Die Erkenntnis, den eigenen Verstand kritisch nutzen zu können, ist eine Errungenschaft der Aufklärung. Seit den 1980er Jahren existiert eine konkrete Definition von kritischem Denken, die eine Expertenkommission der American Philosophical Association aus dem Forschungsstand heraus entwickelt hat. Demnach gehört zum kritischen Denken einerseits die grundsätzliche Bereitschaft, Dinge infrage zu stellen und ihnen auf den Grund zu gehen – also eine kritische Grundhaltung. Zum anderen braucht es spezifische kognitive Fähigkeiten, um Fragen aufwerfen zu können, eigenständig zu recherchieren, Informationen zu analysieren, zu evaluieren und schließlich zu begründbaren und zu erklärbaren Urteilen zu gelangen. Insbesondere im MINT-Bereich sind kritische Beiträge zu aktuellen Debatten und fundierte Urteile zu Themen wie dem Umgang mit den Folgen der Klimaerwärmung, Fragen der Künstlichen Intelligenz (z. B. autonomes Autofahren) usw. nur auf Grundlage solcher kognitiven Fähigkeiten möglich. Insofern ist die Förderung von kritischem Denken vor allem auch für die MINT-Fächer und die naturwissenschaftliche Grundbildung von Schülerinnen und Schülern von großer Bedeutung.

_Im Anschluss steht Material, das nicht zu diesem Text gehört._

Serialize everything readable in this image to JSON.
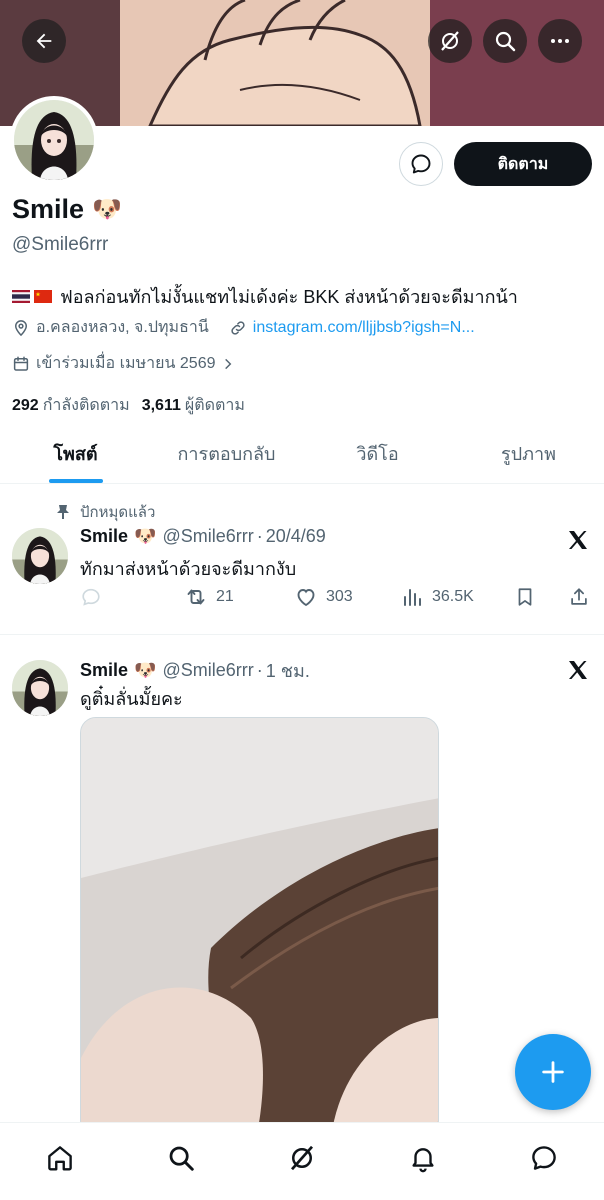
{
  "header": {
    "back_icon": "arrow-left-icon",
    "grok_icon": "grok-icon",
    "search_icon": "search-icon",
    "more_icon": "more-horizontal-icon"
  },
  "profile": {
    "name": "Smile",
    "name_emoji": "🐶",
    "handle": "@Smile6rrr",
    "bio": "ฟอลก่อนทักไม่งั้นแชทไม่เด้งค่ะ BKK ส่งหน้าด้วยจะดีมากน้า",
    "location": "อ.คลองหลวง, จ.ปทุมธานี",
    "website": "instagram.com/lljjbsb?igsh=N...",
    "joined": "เข้าร่วมเมื่อ เมษายน 2569",
    "following_count": "292",
    "following_label": "กำลังติดตาม",
    "followers_count": "3,611",
    "followers_label": "ผู้ติดตาม",
    "follow_button": "ติดตาม"
  },
  "tabs": [
    "โพสต์",
    "การตอบกลับ",
    "วิดีโอ",
    "รูปภาพ"
  ],
  "pinned_post": {
    "pinned_label": "ปักหมุดแล้ว",
    "name": "Smile",
    "name_emoji": "🐶",
    "handle": "@Smile6rrr",
    "sep": "·",
    "time": "20/4/69",
    "text": "ทักมาส่งหน้าด้วยจะดีมากงับ",
    "reposts": "21",
    "likes": "303",
    "views": "36.5K"
  },
  "post2": {
    "name": "Smile",
    "name_emoji": "🐶",
    "handle": "@Smile6rrr",
    "sep": "·",
    "time": "1 ชม.",
    "text": "ดูติ๋มลั่นมั้ยคะ"
  },
  "colors": {
    "accent": "#1d9bf0",
    "text": "#0f1419",
    "secondary": "#536471"
  }
}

Ist es möglich, kritisches Denken gezielt zu unterrichten?
Aufbauend auf der oben genannten und in zahlreichen Details ausgeführten Definition des kritischen Denkens gibt es mittlerweile eine Vielzahl von empirischen Forschungsergebnissen zu dieser Frage. Auf der Grundlage von über 800 einzelnen empirischen Studien kommen der Bildungsforscher Philip C. Abrami und Kollegen in einer Metaanalyse von 2015 zu dem Ergebnis, dass es grundsätzlich möglich ist, kritisches Denken im Unterricht zu fördern – und zwar mit Blick sowohl auf die kritische Grundhaltung als auch auf die spezifischen kognitiven Fähigkeiten. Dies gilt über alle Altersstufen der Schülerinnen und Schüler hinweg und sowohl für MINT- Fächer als auch für andere Fächer.
Wie kann man kritisches Denken grundsätzlich fördern und vermitteln?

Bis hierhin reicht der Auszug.